Select the number base into which you want the BCD coded number converted. The most common bases used in computer programming are binary (base 2), octal (base 8) and hexadecimal (base 16).
Decode the BCD coded number into decimal format. There is no direct way to convert BCD code to a different base. To write the number in a base of your choosing you must convert from decimal to that base. For example, decode the following BCD coded decimal number (Base 10), 1001011100101001. Convert the BCD code into the decimal number by grouping the bits into sets of 4 bits and then convert each group of four bits into the decimal digit. The four groups are 1001, 0111, 0010 and 1001. These convert to 9729.

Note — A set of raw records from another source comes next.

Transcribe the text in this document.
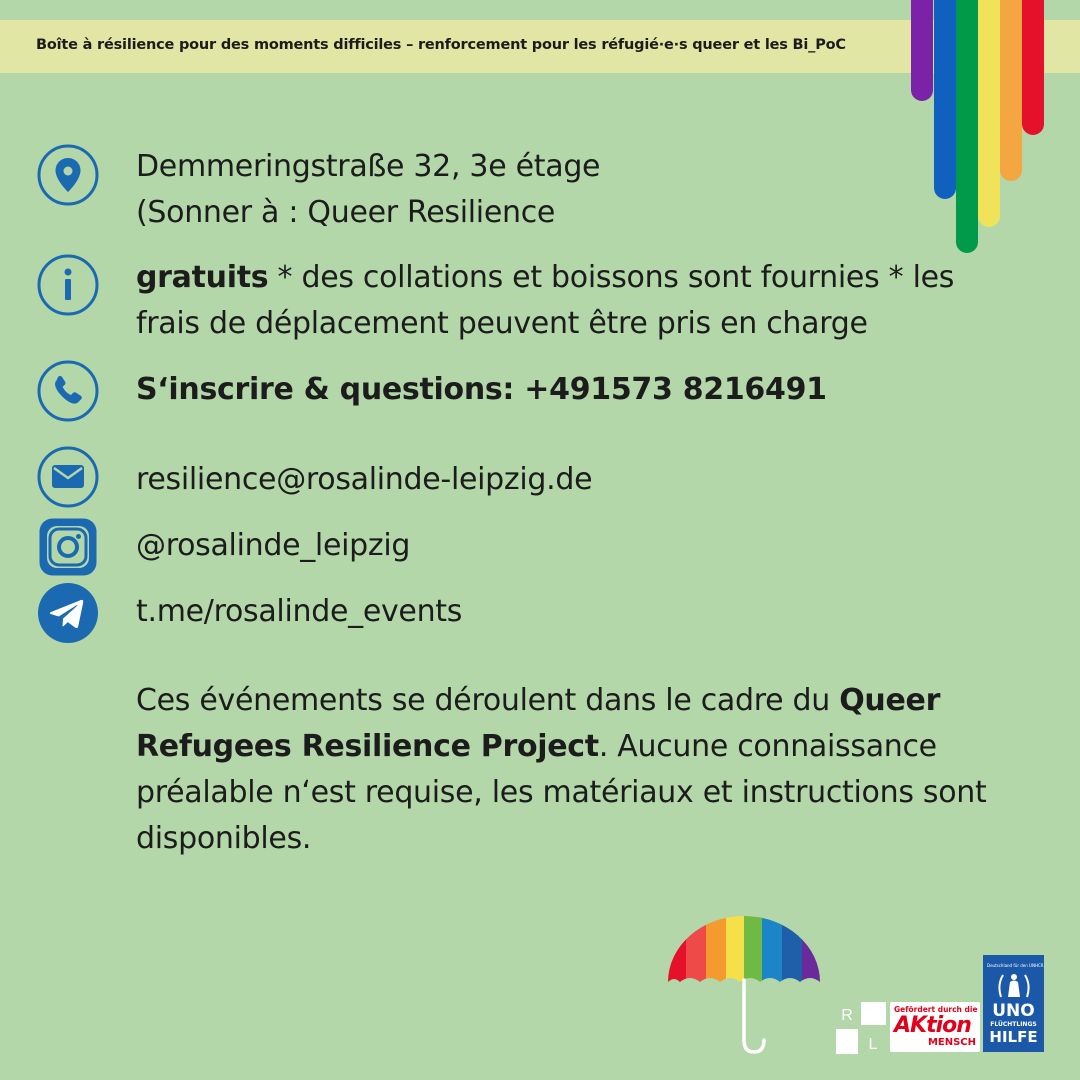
Boîte à résilience pour des moments difficiles – renforcement pour les réfugié·e·s queer et les Bi_PoC
Demmeringstraße 32, 3e étage
(Sonner à : Queer Resilience
gratuits * des collations et boissons sont fournies * les
frais de déplacement peuvent être pris en charge
S‘inscrire & questions: +491573 8216491
resilience@rosalinde-leipzig.de
@rosalinde_leipzig
t.me/rosalinde_events
Ces événements se déroulent dans le cadre du Queer Refugees Resilience Project. Aucune connaissance préalable n‘est requise, les matériaux et instructions sont disponibles.
R
L
Gefördert durch die
AKtion
MENSCH
Deutschland für den UNHCR
UNO
FLÜCHTLINGS
HILFE
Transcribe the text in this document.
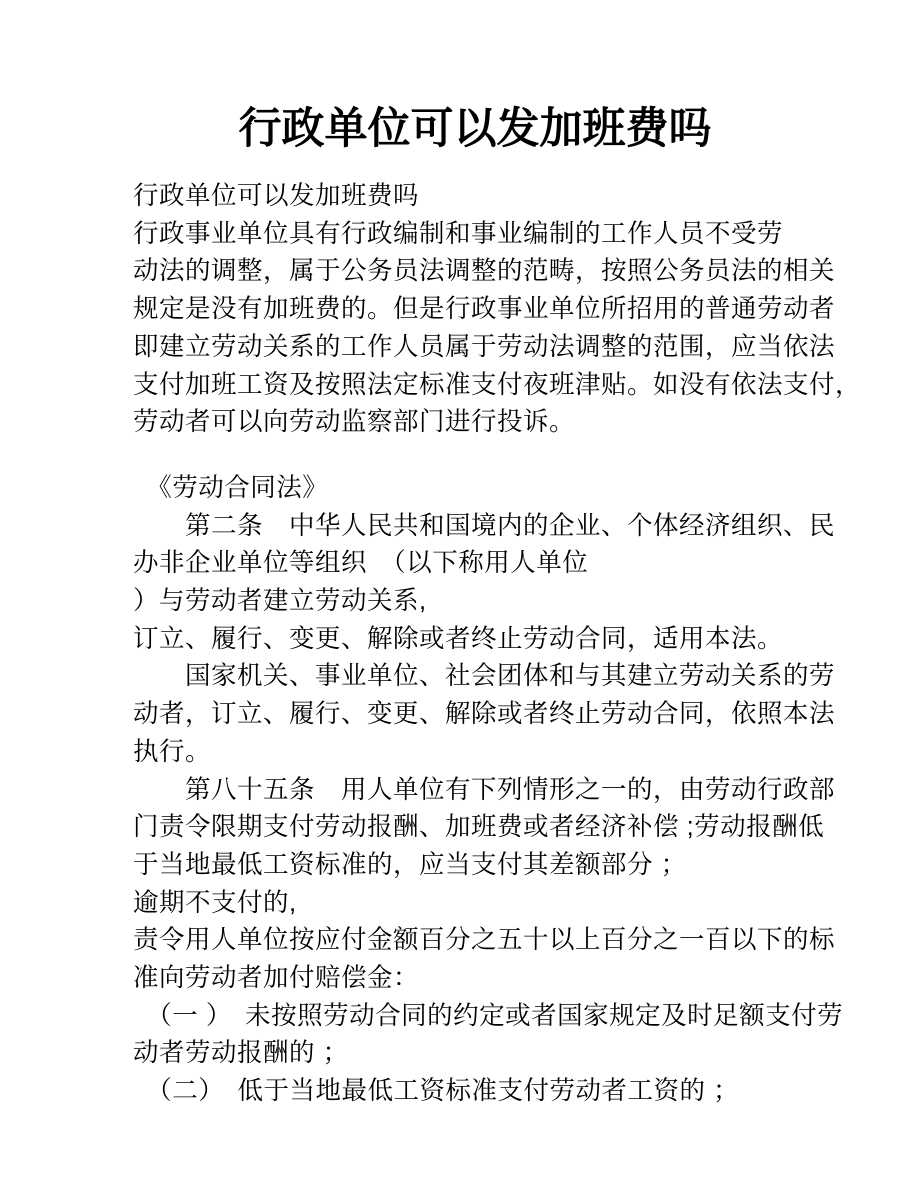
行政单位可以发加班费吗
行政单位可以发加班费吗
行政事业单位具有行政编制和事业编制的工作人员不受劳
动法的调整，属于公务员法调整的范畴，按照公务员法的相关
规定是没有加班费的。但是行政事业单位所招用的普通劳动者
即建立劳动关系的工作人员属于劳动法调整的范围，应当依法
支付加班工资及按照法定标准支付夜班津贴。如没有依法支付，
劳动者可以向劳动监察部门进行投诉。
　《劳动合同法》
　　第二条　中华人民共和国境内的企业、个体经济组织、民
办非企业单位等组织　（以下称用人单位
）与劳动者建立劳动关系,
订立、履行、变更、解除或者终止劳动合同，适用本法。
　　国家机关、事业单位、社会团体和与其建立劳动关系的劳
动者，订立、履行、变更、解除或者终止劳动合同，依照本法
执行。
　　第八十五条　用人单位有下列情形之一的，由劳动行政部
门责令限期支付劳动报酬、加班费或者经济补偿 ;劳动报酬低
于当地最低工资标准的，应当支付其差额部分 ；
逾期不支付的,
责令用人单位按应付金额百分之五十以上百分之一百以下的标
准向劳动者加付赔偿金：
　（一 ）　未按照劳动合同的约定或者国家规定及时足额支付劳
动者劳动报酬的 ；
　（二）　低于当地最低工资标准支付劳动者工资的 ；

Divide the decimal number by the value of the base you are converting into. The remainder of the division fills in the least significant position of the result. Divide the integer portion of the result by the value of the base again. The integer portion carries forward and the remainder of the division fills into the next least significant position in the result. This continues until the integer portion is too small to divide by the value of the base. For example, convert 312 decimal into base 4. The following series of calculations will yield the answer in base 4. 312 / 4 = 78 remainder 0. Least significant digit of answer 0. 78 / 4 = 19 remainder 0.5. The next digit in the answer is 4 x 0.5 = 2. 19 / 4 = 4 remainder 0.75. The next digit is 0.75 x 4 = 3. 4 / 4 = 1 remainder 0. The next digit is 0. The next digit in the answer is 1 / 4 = remainder 0.25. The last digit is 0.25 x 4 = 1. Put these together to get the answer, 10320 base 4.